Caro amico ti scrivo…..avrebbe cantato il bolognese Lucio Dalla. Il Napoli è nell’Europa che conta. Nonostante il Patto di Stabilità, i parametri di Maastricht, l’austerità e il fluttuante spread, i Guerrieri di Mazzarri accedono dalla porta principale. Tra i paesi fondatori e i blasonati club del vecchio continente. Nell’aria già s’ode una musichetta. È un dolce ricordo, che diviene presente e dall’urna di Nyon sarà certo futuro. Questa volta il Bologna non gioca brutti scherzi. Anzi proprio i felsinei si frappongono nuovamente sul cammino degli azzurri. Con un esito diverso dallo scorso anno. La Storia ha offerto la rivincita e i partenopei l’hanno colta al volo.
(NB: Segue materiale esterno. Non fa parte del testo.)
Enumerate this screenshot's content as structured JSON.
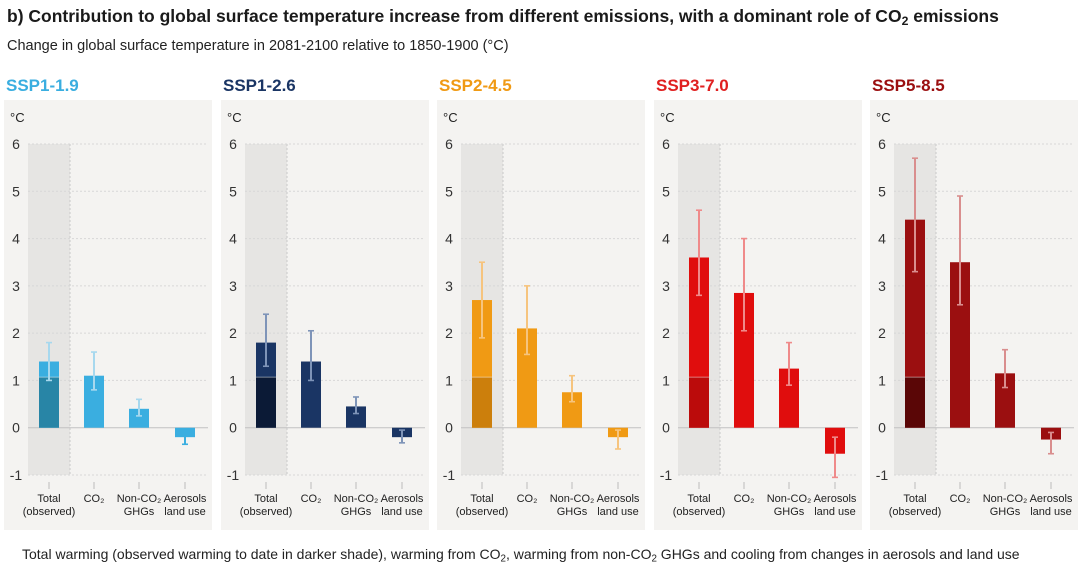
{
  "title_parts": {
    "before": "b) Contribution to global surface temperature increase from different emissions, with a dominant role of CO",
    "sub": "2",
    "after": " emissions"
  },
  "subtitle": "Change in global surface temperature in 2081-2100 relative to 1850-1900 (°C)",
  "footer_parts": {
    "p1": "Total warming (observed warming to date in darker shade), warming from CO",
    "s1": "2",
    "p2": ", warming from non-CO",
    "s2": "2",
    "p3": " GHGs and cooling from changes in aerosols and land use"
  },
  "chart_data": {
    "type": "bar",
    "unit_label": "°C",
    "ylim": [
      -1,
      6
    ],
    "yticks": [
      "6",
      "5",
      "4",
      "3",
      "2",
      "1",
      "0",
      "-1"
    ],
    "categories": [
      {
        "line1": "Total",
        "line2": "(observed)"
      },
      {
        "line1": "CO₂",
        "line2": ""
      },
      {
        "line1": "Non-CO₂",
        "line2": "GHGs"
      },
      {
        "line1": "Aerosols",
        "line2": "land use"
      }
    ],
    "observed_warming": 1.07,
    "panels": [
      {
        "name": "SSP1-1.9",
        "colors": {
          "title": "#3aaee0",
          "bar": "#3aaee0",
          "observed": "#2885a6",
          "error": "#a7d8ee",
          "error_neg": "#3aaee0"
        },
        "bars": [
          {
            "value": 1.4,
            "err_low": 1.0,
            "err_high": 1.8
          },
          {
            "value": 1.1,
            "err_low": 0.8,
            "err_high": 1.6
          },
          {
            "value": 0.4,
            "err_low": 0.25,
            "err_high": 0.6
          },
          {
            "value": -0.2,
            "err_low": -0.35,
            "err_high": -0.05
          }
        ]
      },
      {
        "name": "SSP1-2.6",
        "colors": {
          "title": "#1a3564",
          "bar": "#1a3564",
          "observed": "#0b1a36",
          "error": "#7e94b8",
          "error_neg": "#7e94b8"
        },
        "bars": [
          {
            "value": 1.8,
            "err_low": 1.3,
            "err_high": 2.4
          },
          {
            "value": 1.4,
            "err_low": 1.0,
            "err_high": 2.05
          },
          {
            "value": 0.45,
            "err_low": 0.3,
            "err_high": 0.65
          },
          {
            "value": -0.2,
            "err_low": -0.32,
            "err_high": -0.05
          }
        ]
      },
      {
        "name": "SSP2-4.5",
        "colors": {
          "title": "#f09a14",
          "bar": "#f09a14",
          "observed": "#cc7f0c",
          "error": "#f6c47e",
          "error_neg": "#f6c47e"
        },
        "bars": [
          {
            "value": 2.7,
            "err_low": 1.9,
            "err_high": 3.5
          },
          {
            "value": 2.1,
            "err_low": 1.55,
            "err_high": 3.0
          },
          {
            "value": 0.75,
            "err_low": 0.55,
            "err_high": 1.1
          },
          {
            "value": -0.2,
            "err_low": -0.45,
            "err_high": -0.05
          }
        ]
      },
      {
        "name": "SSP3-7.0",
        "colors": {
          "title": "#e02020",
          "bar": "#e00d0d",
          "observed": "#bb0b0b",
          "error": "#ef8a8a",
          "error_neg": "#ef8a8a"
        },
        "bars": [
          {
            "value": 3.6,
            "err_low": 2.8,
            "err_high": 4.6
          },
          {
            "value": 2.85,
            "err_low": 2.05,
            "err_high": 4.0
          },
          {
            "value": 1.25,
            "err_low": 0.9,
            "err_high": 1.8
          },
          {
            "value": -0.55,
            "err_low": -1.05,
            "err_high": -0.2
          }
        ]
      },
      {
        "name": "SSP5-8.5",
        "colors": {
          "title": "#9b0f10",
          "bar": "#9b0f10",
          "observed": "#5a0606",
          "error": "#d98e8e",
          "error_neg": "#d98e8e"
        },
        "bars": [
          {
            "value": 4.4,
            "err_low": 3.3,
            "err_high": 5.7
          },
          {
            "value": 3.5,
            "err_low": 2.6,
            "err_high": 4.9
          },
          {
            "value": 1.15,
            "err_low": 0.85,
            "err_high": 1.65
          },
          {
            "value": -0.25,
            "err_low": -0.55,
            "err_high": -0.1
          }
        ]
      }
    ]
  }
}
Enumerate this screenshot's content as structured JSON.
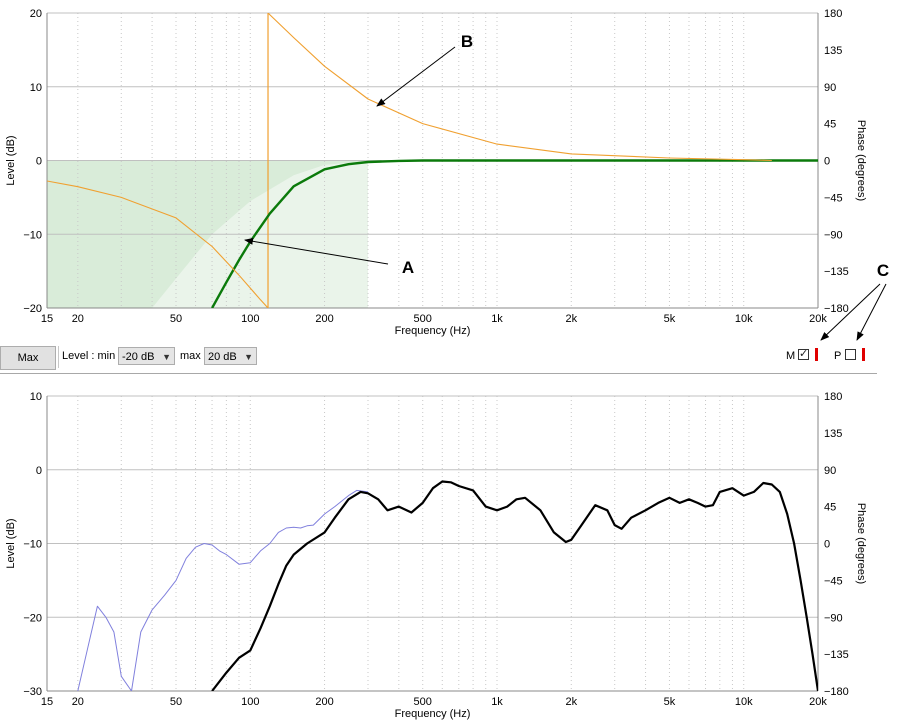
{
  "chart_data": [
    {
      "type": "line",
      "title": "",
      "xlabel": "Frequency (Hz)",
      "ylabel": "Level (dB)",
      "y2label": "Phase (degrees)",
      "x_scale": "log",
      "xlim": [
        15,
        20000
      ],
      "ylim": [
        -20,
        20
      ],
      "y2lim": [
        -180,
        180
      ],
      "x_ticks": [
        15,
        20,
        50,
        100,
        200,
        500,
        1000,
        2000,
        5000,
        10000,
        20000
      ],
      "x_tick_labels": [
        "15",
        "20",
        "50",
        "100",
        "200",
        "500",
        "1k",
        "2k",
        "5k",
        "10k",
        "20k"
      ],
      "y_ticks": [
        20,
        10,
        0,
        -10,
        -20
      ],
      "y2_ticks": [
        180,
        135,
        90,
        45,
        0,
        -45,
        -90,
        -135,
        -180
      ],
      "grid": true,
      "shaded_regions": [
        {
          "color": "#d9ecd9",
          "x": [
            15,
            20,
            30,
            50,
            100,
            200,
            300
          ],
          "upper": [
            0,
            0,
            0,
            0,
            0,
            0,
            0
          ],
          "lower": [
            -20,
            -20,
            -20,
            -20,
            -20,
            -20,
            -20
          ]
        },
        {
          "color": "#eaf4ea",
          "x": [
            40,
            50,
            70,
            100,
            150,
            200,
            300
          ],
          "upper": [
            -20,
            -16,
            -10,
            -5.5,
            -2,
            -0.6,
            -0.1
          ],
          "lower": [
            -20,
            -20,
            -20,
            -20,
            -20,
            -20,
            -20
          ]
        }
      ],
      "series": [
        {
          "color": "#0b7a0b",
          "axis": "level",
          "x": [
            70,
            80,
            90,
            100,
            120,
            150,
            200,
            250,
            300,
            400,
            500,
            1000,
            5000,
            10000,
            20000
          ],
          "y": [
            -20,
            -16.5,
            -13.5,
            -11,
            -7.2,
            -3.5,
            -1.2,
            -0.5,
            -0.2,
            -0.05,
            0,
            0,
            0,
            0,
            0
          ]
        },
        {
          "color": "#f0a030",
          "axis": "phase",
          "x": [
            15,
            20,
            30,
            50,
            70,
            90,
            110,
            118
          ],
          "y": [
            -25,
            -32,
            -45,
            -70,
            -105,
            -140,
            -170,
            -180
          ]
        },
        {
          "color": "#f0a030",
          "axis": "phase",
          "x": [
            118,
            150,
            200,
            300,
            500,
            1000,
            2000,
            5000,
            10000,
            13000
          ],
          "y": [
            180,
            150,
            115,
            75,
            45,
            20,
            8,
            3,
            1,
            0
          ]
        }
      ],
      "phase_wrap_marker_hz": 118,
      "annotations": [
        {
          "label": "A",
          "arrow_to": [
            93,
            -11
          ],
          "text_at": "right of curve"
        },
        {
          "label": "B",
          "arrow_to": [
            350,
            67
          ],
          "text_at": "upper right"
        },
        {
          "label": "C",
          "arrow_to": "M and P checkboxes"
        }
      ]
    },
    {
      "type": "line",
      "title": "",
      "xlabel": "Frequency (Hz)",
      "ylabel": "Level (dB)",
      "y2label": "Phase (degrees)",
      "x_scale": "log",
      "xlim": [
        15,
        20000
      ],
      "ylim": [
        -30,
        10
      ],
      "y2lim": [
        -180,
        180
      ],
      "x_ticks": [
        15,
        20,
        50,
        100,
        200,
        500,
        1000,
        2000,
        5000,
        10000,
        20000
      ],
      "x_tick_labels": [
        "15",
        "20",
        "50",
        "100",
        "200",
        "500",
        "1k",
        "2k",
        "5k",
        "10k",
        "20k"
      ],
      "y_ticks": [
        10,
        0,
        -10,
        -20,
        -30
      ],
      "y2_ticks": [
        180,
        135,
        90,
        45,
        0,
        -45,
        -90,
        -135,
        -180
      ],
      "grid": true,
      "series": [
        {
          "color": "#8080dd",
          "width": 1,
          "x": [
            20,
            22,
            24,
            26,
            28,
            30,
            33,
            36,
            40,
            45,
            50,
            55,
            60,
            65,
            70,
            75,
            80,
            90,
            100,
            110,
            120,
            130,
            140,
            150,
            160,
            170,
            180,
            200,
            220,
            250,
            270,
            300
          ],
          "y": [
            -30,
            -24,
            -18.5,
            -20,
            -22,
            -28,
            -30,
            -22,
            -19,
            -17,
            -15,
            -12,
            -10.5,
            -10,
            -10.2,
            -11,
            -11.5,
            -12.8,
            -12.6,
            -11,
            -10,
            -8.5,
            -7.9,
            -7.8,
            -7.9,
            -7.6,
            -7.5,
            -6,
            -5,
            -3.5,
            -2.8,
            -3
          ]
        },
        {
          "color": "#000000",
          "width": 2.2,
          "x": [
            70,
            80,
            90,
            100,
            110,
            120,
            130,
            140,
            150,
            170,
            200,
            220,
            250,
            280,
            300,
            330,
            360,
            400,
            450,
            500,
            550,
            600,
            650,
            700,
            800,
            900,
            1000,
            1100,
            1200,
            1300,
            1500,
            1700,
            1900,
            2000,
            2200,
            2500,
            2800,
            3000,
            3200,
            3500,
            4000,
            4500,
            5000,
            5500,
            6000,
            6500,
            7000,
            7500,
            8000,
            9000,
            10000,
            11000,
            12000,
            13000,
            14000,
            15000,
            16000,
            17000,
            18000,
            19000,
            20000
          ],
          "y": [
            -30,
            -27.5,
            -25.5,
            -24.5,
            -21.5,
            -18.5,
            -15.5,
            -13,
            -11.5,
            -10,
            -8.5,
            -6.5,
            -4,
            -3,
            -3.2,
            -4,
            -5.5,
            -5,
            -5.8,
            -4.5,
            -2.5,
            -1.6,
            -1.7,
            -2.2,
            -2.8,
            -5,
            -5.5,
            -5,
            -4,
            -3.8,
            -5.5,
            -8.5,
            -9.8,
            -9.5,
            -7.5,
            -4.8,
            -5.5,
            -7.5,
            -8,
            -6.5,
            -5.5,
            -4.5,
            -3.8,
            -4.5,
            -4,
            -4.5,
            -5,
            -4.8,
            -3,
            -2.5,
            -3.5,
            -3,
            -1.8,
            -2,
            -3,
            -6,
            -10,
            -15,
            -20,
            -25,
            -30
          ]
        }
      ]
    }
  ],
  "toolbar": {
    "max_label": "Max",
    "level_label": "Level : min",
    "min_value": "-20 dB",
    "max_label_text": "max",
    "max_value": "20 dB",
    "m_label": "M",
    "m_checked": true,
    "p_label": "P",
    "p_checked": false,
    "indicator_color": "#e00000"
  }
}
Con la regola del TRE. Tre gol, tre diversi marcatori (Hamsik, Cavani su rigore, Dzemaili), tre punti conquistati a tre giornate dal termine. L’Europa non è più una chimera. Un miraggio nel deserto. Da stasera gioiosa certezza. Non si contano gli applausi per il Napoli dei record. Un matematico secondo posto, 75 punti (divisibili per 3), statistiche in continuo aggiornamento, gol a grappoli. Tra balletti, sorrisi, abbracci e parrucche, lo stemma con la N continua a sventolare nell’Europa dei Campioni. Inconfondibile allora il ruggito dei Leoni azzurri, non solo nei 22 minuti del secondo tempo.
Sempre più in alto. Sempre più su. Perché il cielo è sempre azzurro.